Sie holt eine Zigarette aus ihrer Handtasche, zündet sie an und stellt sich wieder vor den Spiegel. Pustet sich selbst den Rauch ins Gesicht. Nach wenigen Zügen wirft sie die Kippe in den Ausguss, dreht den Wasserhahn auf und lässt sie in den Tiefen der Kanalisation verschwinden. Es nützt ja nichts, damit wird es nicht schnell genug gehen.
Marlene steht neben ihr. Sie trägt ihr rotes Lieblingskleid, das sie früher immer zu besonderen Anlässen anzog.
»Du hättest es nicht tun müssen«, stellt ihre Schwester
fest und streicht ihr mit einer Hand zaghaft über den Rücken. »Keiner hat von dir verlangt, dass du meinen Platz einnimmst.«
»Doch«, antwortet Eva. »Ich musste das tun.« Marlene lacht.
»Du musstest es? Früher hast du dich nie darum geschert. Im Gegenteil: Immer, wenn du etwas musstest, hast du es erst recht nicht gemacht.«
»Ich wollte, dass du weiterlebst, dass deine Träume sich noch erfüllen.«
»Und was ist mit dir?«, fragt Marlene und legt ihre Wange ans Gesicht ihrer Schwester.
»Mit mir?«
»Ja.« Marlene betrachtet Eva schweigend im Spiegel.

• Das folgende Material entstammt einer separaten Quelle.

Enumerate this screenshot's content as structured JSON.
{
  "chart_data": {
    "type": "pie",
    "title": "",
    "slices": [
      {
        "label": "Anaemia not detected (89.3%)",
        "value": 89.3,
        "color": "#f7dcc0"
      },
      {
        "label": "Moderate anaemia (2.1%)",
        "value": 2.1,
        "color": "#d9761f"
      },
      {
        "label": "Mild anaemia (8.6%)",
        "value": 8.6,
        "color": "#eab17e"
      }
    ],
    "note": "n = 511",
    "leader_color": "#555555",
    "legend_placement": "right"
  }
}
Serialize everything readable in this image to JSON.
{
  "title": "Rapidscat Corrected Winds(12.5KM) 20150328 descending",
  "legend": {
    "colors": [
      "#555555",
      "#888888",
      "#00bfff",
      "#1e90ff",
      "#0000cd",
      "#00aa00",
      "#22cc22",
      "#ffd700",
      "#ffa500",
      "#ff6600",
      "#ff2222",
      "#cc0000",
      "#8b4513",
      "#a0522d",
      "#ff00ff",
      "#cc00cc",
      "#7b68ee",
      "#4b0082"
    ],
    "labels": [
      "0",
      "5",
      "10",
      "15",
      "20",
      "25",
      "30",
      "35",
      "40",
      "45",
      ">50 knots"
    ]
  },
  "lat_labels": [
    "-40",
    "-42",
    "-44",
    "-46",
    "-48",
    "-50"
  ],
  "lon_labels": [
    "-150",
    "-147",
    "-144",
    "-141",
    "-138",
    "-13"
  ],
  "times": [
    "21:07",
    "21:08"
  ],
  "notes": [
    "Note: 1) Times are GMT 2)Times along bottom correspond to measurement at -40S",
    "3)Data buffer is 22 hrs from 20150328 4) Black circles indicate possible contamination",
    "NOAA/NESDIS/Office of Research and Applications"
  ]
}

»Ich …«, Eva sucht nach den richtigen Worten. Sie schließt die Augen, versucht, ihre Gedanken zu ordnen. »Mich hat niemand vermisst.«
»Doch«, widerspricht Marlene, »ich vermisse dich. Ganz schrecklich sogar.«
»Warum?« Keine Antwort. »Warum denn nur?«, widerholt sie, doch Marlene schweigt. Eva öffnet die Augen. Ihre Schwester ist wieder fort, Eva sieht nur noch sich selbst im Spiegel. »Marlene?«, ruft sie. Dann ein weiteres Mal: »Marlene?« Aber sie bleibt allein.